Only the terrible tenderness of wanting someone inside a place built to turn want into obedience and finding, beneath all that stone, an older rule.

Consent or nothing.

When they finally parted, both were breathing hard.

Lucien rested his forehead against hers.

“The bond changed,” he said.

“Yes.”

“If the chamber recognizes this version of it…”

“It may not be able to force the other.”

“Or it may punish us for trying.”

Sabine touched his bandaged palm.

“Then we make sure it has witnesses when it shows its teeth.”

A sound came from above.

Faint.

Metal against stone.

Lucien’s head turned.

“We have to go.”

They left the chapel in darkness.

Lucien led her back through the hidden passages, faster now. The palace seemed awake in places it had not been before. Twice they stopped for footsteps. Once Lucien pulled her into a recess so narrow she had to press against him from shoulder to hip while two wardens passed beyond the stone.

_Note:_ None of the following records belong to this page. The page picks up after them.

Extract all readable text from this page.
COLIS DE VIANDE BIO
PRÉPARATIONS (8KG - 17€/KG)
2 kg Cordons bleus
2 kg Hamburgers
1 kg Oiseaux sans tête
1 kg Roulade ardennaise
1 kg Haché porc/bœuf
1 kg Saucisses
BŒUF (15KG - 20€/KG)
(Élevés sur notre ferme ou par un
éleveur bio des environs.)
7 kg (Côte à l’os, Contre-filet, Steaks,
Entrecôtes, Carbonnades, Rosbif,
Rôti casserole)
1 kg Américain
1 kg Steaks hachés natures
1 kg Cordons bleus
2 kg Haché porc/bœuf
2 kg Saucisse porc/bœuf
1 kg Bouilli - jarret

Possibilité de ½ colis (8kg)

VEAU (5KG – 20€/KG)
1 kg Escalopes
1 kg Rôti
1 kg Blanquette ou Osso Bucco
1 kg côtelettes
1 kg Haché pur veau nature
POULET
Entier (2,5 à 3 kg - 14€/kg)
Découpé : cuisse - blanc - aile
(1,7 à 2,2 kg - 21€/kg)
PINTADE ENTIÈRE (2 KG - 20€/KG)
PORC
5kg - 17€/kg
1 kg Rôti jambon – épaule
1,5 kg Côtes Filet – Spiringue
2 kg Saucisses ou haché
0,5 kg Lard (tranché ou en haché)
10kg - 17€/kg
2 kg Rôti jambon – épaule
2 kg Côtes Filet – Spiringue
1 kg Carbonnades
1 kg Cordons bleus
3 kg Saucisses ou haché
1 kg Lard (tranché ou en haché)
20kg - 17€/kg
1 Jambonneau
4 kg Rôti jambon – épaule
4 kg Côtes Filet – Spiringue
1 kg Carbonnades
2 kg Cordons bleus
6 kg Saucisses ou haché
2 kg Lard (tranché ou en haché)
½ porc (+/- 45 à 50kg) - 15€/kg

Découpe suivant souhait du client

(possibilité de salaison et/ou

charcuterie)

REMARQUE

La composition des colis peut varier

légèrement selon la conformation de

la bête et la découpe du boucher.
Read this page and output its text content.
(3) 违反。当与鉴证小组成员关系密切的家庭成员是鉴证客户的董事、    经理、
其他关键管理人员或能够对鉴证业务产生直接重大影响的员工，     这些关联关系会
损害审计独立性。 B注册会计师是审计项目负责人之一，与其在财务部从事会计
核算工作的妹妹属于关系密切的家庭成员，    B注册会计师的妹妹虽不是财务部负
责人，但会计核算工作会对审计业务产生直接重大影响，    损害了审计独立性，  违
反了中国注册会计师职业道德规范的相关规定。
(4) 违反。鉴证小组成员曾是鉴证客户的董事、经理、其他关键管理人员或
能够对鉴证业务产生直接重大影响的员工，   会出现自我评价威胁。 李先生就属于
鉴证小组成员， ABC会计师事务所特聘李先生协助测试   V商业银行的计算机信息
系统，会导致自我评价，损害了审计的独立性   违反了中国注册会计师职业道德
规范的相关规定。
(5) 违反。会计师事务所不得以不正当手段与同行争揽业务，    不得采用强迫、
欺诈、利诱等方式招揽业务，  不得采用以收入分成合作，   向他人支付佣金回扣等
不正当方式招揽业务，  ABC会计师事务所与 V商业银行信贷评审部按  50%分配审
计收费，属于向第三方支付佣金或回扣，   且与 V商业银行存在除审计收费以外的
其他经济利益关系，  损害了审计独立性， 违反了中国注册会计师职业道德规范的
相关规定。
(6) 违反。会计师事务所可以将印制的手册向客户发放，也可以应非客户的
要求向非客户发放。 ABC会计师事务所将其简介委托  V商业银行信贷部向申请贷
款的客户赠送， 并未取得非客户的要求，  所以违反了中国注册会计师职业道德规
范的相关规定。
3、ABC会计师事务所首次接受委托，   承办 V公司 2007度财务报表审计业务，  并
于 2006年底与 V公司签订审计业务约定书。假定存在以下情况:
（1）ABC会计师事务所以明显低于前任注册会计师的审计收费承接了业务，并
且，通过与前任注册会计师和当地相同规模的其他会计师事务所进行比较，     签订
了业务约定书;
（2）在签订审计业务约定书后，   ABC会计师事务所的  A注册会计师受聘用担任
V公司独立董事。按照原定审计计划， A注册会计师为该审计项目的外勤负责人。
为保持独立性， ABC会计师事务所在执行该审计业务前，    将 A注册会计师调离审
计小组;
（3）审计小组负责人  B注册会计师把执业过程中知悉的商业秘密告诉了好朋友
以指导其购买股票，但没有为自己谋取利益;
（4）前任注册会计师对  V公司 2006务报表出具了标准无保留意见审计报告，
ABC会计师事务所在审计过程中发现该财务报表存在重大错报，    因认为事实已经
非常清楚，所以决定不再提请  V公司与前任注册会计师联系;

Neither of them breathed until the footsteps faded.

At the bride wing entrance, Lucien caught her wrist before she stepped away.

His face was shadowed, but his voice was clear.

“If Serast calls the final sequence before I reach you, do not kneel.”

“I know.”

“Do not give Maelor your hand.”

“I know.”

“The final vow begins through the palm. The blood. The answer. If they force one part, deny the next.”